Phyllocladus hypophyllus is a species of conifer in the family Podocarpaceae. It is a tree native to Borneo (Brunei, Indonesia, and Malaysia), Sulawesi and the Maluku Islands (Indonesia), the Philippines, and New Guinea (Indonesia and Papua New Guinea).

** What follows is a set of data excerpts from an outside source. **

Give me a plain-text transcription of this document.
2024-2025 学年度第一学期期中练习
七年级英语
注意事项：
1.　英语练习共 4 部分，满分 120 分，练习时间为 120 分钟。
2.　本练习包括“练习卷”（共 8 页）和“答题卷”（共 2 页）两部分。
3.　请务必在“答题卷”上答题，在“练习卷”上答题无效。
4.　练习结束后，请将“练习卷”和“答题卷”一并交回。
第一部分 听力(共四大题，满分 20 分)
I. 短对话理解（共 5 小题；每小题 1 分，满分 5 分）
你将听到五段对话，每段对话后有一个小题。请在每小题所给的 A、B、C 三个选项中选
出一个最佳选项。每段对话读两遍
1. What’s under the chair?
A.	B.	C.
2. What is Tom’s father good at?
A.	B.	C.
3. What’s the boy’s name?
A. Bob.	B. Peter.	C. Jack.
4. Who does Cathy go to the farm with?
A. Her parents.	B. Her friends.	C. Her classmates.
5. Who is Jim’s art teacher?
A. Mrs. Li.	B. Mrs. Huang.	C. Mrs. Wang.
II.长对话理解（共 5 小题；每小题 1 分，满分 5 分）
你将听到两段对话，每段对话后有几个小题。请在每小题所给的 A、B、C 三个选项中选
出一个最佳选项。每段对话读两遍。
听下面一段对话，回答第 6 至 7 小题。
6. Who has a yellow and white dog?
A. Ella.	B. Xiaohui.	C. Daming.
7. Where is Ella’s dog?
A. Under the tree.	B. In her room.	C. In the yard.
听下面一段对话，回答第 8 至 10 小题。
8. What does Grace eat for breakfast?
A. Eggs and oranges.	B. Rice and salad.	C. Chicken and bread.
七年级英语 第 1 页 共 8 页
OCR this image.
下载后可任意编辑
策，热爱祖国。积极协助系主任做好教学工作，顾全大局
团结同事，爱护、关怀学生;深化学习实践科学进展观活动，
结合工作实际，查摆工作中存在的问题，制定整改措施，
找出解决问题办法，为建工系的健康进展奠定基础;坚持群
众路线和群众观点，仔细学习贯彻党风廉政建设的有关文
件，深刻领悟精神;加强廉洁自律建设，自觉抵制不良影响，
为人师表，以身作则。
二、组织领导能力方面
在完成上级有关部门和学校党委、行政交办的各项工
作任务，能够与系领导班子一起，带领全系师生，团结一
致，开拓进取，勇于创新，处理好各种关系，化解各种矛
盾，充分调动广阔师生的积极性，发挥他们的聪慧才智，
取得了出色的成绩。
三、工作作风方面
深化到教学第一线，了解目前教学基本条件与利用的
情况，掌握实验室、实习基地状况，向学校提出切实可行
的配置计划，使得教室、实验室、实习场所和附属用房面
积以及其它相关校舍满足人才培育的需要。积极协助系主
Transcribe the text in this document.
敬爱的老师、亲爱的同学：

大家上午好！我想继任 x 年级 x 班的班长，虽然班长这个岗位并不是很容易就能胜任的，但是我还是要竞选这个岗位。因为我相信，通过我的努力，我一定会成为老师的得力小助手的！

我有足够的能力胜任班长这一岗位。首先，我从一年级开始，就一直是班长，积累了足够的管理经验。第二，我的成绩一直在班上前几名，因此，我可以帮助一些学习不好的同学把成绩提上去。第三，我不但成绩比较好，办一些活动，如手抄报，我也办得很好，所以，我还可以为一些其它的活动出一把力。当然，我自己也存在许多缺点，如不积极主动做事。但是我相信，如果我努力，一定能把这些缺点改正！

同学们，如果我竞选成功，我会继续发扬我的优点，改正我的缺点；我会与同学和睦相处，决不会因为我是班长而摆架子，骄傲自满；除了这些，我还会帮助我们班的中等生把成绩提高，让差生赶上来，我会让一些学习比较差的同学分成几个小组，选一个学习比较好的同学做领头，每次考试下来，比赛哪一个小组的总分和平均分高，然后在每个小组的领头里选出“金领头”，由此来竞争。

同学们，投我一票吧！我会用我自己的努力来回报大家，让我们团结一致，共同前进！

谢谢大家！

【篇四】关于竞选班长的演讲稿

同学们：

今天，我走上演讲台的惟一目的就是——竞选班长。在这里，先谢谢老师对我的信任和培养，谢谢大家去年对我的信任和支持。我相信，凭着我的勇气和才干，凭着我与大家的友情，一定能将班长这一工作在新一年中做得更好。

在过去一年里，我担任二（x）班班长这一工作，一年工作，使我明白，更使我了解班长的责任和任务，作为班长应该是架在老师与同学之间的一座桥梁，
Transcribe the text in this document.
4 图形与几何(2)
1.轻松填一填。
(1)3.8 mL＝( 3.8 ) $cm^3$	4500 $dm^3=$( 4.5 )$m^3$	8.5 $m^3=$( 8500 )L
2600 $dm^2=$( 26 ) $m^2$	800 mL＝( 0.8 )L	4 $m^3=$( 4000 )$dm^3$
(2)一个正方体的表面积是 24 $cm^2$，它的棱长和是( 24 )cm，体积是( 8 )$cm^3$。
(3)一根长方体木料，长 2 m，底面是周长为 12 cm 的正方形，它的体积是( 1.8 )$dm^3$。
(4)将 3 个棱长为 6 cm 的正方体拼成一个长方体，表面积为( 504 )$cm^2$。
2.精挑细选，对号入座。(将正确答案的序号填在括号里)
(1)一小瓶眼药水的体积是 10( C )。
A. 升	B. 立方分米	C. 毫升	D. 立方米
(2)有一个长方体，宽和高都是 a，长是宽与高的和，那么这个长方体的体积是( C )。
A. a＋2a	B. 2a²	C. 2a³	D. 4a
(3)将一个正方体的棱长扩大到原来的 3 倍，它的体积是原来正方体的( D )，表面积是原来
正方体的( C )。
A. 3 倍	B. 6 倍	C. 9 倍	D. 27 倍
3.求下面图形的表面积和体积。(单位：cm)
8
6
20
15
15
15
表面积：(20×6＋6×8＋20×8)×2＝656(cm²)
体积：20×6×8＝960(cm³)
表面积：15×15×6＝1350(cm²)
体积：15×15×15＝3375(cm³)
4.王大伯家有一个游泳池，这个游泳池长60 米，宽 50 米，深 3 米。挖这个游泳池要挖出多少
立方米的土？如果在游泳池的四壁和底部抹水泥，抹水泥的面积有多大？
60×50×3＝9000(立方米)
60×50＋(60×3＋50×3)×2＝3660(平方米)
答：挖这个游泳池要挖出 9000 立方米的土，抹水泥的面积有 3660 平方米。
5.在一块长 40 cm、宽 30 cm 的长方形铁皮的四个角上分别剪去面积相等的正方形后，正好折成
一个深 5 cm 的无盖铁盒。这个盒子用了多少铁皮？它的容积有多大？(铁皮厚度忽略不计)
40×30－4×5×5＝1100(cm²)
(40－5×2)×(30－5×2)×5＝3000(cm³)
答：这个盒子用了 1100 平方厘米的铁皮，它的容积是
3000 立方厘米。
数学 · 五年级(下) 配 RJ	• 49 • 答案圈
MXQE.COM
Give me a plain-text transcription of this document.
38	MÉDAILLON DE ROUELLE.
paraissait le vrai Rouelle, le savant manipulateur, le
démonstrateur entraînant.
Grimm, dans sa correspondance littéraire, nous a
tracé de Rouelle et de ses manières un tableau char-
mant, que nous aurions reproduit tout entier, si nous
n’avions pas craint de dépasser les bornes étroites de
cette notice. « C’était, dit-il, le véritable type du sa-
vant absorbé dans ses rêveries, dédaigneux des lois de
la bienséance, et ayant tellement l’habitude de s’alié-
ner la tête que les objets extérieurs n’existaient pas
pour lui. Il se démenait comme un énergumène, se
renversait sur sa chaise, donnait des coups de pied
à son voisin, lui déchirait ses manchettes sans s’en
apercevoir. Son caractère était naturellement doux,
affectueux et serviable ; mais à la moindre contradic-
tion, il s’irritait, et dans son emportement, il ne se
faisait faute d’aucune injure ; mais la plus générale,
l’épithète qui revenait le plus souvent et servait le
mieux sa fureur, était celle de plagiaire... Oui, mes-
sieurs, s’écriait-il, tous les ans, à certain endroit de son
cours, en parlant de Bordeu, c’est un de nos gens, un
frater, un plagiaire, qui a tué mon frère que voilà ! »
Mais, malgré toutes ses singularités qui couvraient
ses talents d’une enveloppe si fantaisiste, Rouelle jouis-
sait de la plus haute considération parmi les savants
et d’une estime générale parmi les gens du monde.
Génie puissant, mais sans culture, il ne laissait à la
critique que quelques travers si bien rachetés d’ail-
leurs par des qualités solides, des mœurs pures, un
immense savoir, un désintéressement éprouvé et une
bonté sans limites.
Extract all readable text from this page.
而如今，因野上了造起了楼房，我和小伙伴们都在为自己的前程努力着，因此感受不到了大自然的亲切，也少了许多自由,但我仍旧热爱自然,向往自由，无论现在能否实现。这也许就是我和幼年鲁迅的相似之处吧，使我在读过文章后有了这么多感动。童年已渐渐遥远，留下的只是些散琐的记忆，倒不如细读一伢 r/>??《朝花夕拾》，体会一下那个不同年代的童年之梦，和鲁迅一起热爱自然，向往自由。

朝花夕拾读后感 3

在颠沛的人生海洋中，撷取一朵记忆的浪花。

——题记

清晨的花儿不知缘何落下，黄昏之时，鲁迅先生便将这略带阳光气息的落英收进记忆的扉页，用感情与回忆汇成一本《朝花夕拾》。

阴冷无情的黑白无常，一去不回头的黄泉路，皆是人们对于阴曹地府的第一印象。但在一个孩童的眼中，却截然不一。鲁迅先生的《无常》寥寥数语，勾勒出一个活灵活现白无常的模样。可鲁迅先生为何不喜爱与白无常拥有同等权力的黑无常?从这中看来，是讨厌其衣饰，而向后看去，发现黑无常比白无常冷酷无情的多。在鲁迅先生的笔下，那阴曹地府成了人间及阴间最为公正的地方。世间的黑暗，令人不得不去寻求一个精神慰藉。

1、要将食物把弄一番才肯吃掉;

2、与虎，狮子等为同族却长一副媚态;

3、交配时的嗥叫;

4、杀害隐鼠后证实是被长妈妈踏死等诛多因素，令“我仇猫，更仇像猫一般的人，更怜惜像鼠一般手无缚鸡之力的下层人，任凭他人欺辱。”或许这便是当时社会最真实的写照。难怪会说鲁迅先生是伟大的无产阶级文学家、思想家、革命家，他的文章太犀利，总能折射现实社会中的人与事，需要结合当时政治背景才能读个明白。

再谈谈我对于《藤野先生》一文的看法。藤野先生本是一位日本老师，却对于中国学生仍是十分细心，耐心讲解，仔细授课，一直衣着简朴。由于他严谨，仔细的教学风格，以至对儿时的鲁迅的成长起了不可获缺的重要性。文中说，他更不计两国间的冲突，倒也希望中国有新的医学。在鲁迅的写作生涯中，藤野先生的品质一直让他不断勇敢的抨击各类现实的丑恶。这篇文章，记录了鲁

Phyllocladus hypophyllus grows in tropical evergreen hill, montane, and subalpine rainforests from (310) 600 to 3,400 (4,000) meters elevation. At lower elevations it grows as a large canopy tree, in mixed broadleaf-conifer forests with species of Podocarpaceae, Fagaceae, and Lauraceae, and in kerangas forests on white sandstone-derived and nutrient-poor sand with other conifers including Agathis. In upper montane cloud forest or 'mossy' forest it grows up to 20 meters high, forming part of the low canopy with other conifers (Dacrydium sp., Dacrycarpus sp., and Podocarpus sp.) and broadleaf trees, which are covered with epiphytes including ferns and mosses. In New Guinea it often grows in montane forests dominated by the broadleaf tree Nothofagus grandis with P. hypophyllus and other podocarps mixed in. In high-elevation subalpine forests it grows in shrubby or dwarfed form, often at the edges of boggy grasslands, especially in New Guinea, and on rocky ridges. It grows on diverse substrates, including granite, sandstone, peaty soils, ultramafic soils derived from serpentinite and similar rocks, volcanic deposits, and eroded limestone.